The plan sets out for the distance travelled in car journeys to be cut by a fifth by 2030, and promises £180 million in funding for carbon capture and hydrogen technologies as well as £120 million towards zero-emission buses.
Environment Secretary Roseanna Cunningham is due to face questions from MSPs on the plan when Holyrood’s Environment, Climate Change and Land Reform Committee meets on Tuesday.
But Friends of the Earth Scotland climate campaigner Jess Cowell said experts have already raised their concerns with MSPs.
Chris Stark, chief executive of the independent advisory body the UK Committee on Climate Change, said there is “nothing in the report” to indicate “whether the policies are sufficient”.
Rachel Howell, a lecturer in sociology/sustainable development at the University of Edinburgh, told the committee there is “concern about the fact that the plans and policies for reducing emissions through other technologies and through behaviour change do not meet the necessary targets”.
Ms Cowell told MSPs it is “increasingly difficult to scrutinise whether the policies are on track to hit targets”.
With environment policies high on the political agenda ahead of Glasgow hosting the UN Cop26 summit later this year, Ms Cowell claimed: “There is a real risk that Scotland is setting out with a climate plan that cannot get us where we need to be.
“We know the level of action we need to see by 2030 but we have no clear idea of whether the policies suggested in this document will add up to meet that target.
“The Government either doesn’t know or won’t say how much climate pollution will be stopped by their individual policies, instead offering vague estimates for entire sectors.
“As it stands, the update simply doesn’t add up and it’s hard to see how MSPs can properly assess it against its targets.
“Transport is our most polluting sector and while there is a welcome goal to cut total car miles driven on Scottish roads by 20%, there is a lack of a clear plan of how this will be achieved.”
She also claimed the document “relies heavily on illusory promises of carbon capture, hydrogen from gas and hare-brained schemes to burn trees for energy”.
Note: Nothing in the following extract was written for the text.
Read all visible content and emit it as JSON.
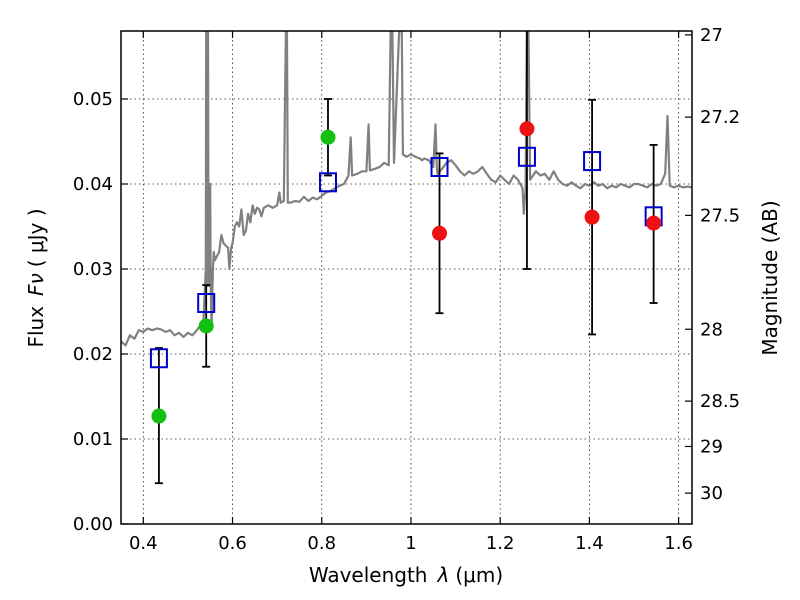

Ms Cowell said there is “very real concern ” that such technologies are “being used as a ‘get out of jail free’ card by the Government to make their figures add up, rather than doing the hard work of cutting emissions in the here and now”.
She insisted: “With the UN climate talks coming to Glasgow next year, and the clock ticking on solving the climate crisis, Scotland needs a bold plan setting out steps to phase out fossil fuel extraction and use, while ensuring a just transition for workers and communities currently dependent on the industry.”
A Scottish Government spokeswoman insisted however that the plan sets out a “credible path to meeting Scotland’s targets”
She said: “In Scotland, we are proud to have the most ambitious legal framework for emissions reduction in the world.
“Our updated climate change plan has over 100 new policies to meet Scotland’s emissions targets over the period to 2032 and help achieve a just transition to net zero by 2045. This is supported by a record £1.9 billion of capital funding in the Scottish Budget 2021-22.
“There is no doubt that these targets are immensely challenging and we are clear that delivering net zero will require action from Scottish society, businesses and the UK Government.
“However, we believe that the climate change plan – combined with action from other key actors – represents a credible path to meeting Scotland’s targets.
“As we set out in the plan, the Scottish Government is prioritising the exploration and resolution of the issues associated with emerging technologies, backed by a £180 million Emerging Technologies Fund over the next five years.
“Carbon capture and storage is a proven technology and one that will be critical to net zero. There are over 20 installations operational worldwide and Scotland has the opportunity to pioneer their use to deliver major low and negative carbon infrastructure, as recommended by our statutory advisers, the Committee on Climate Change.”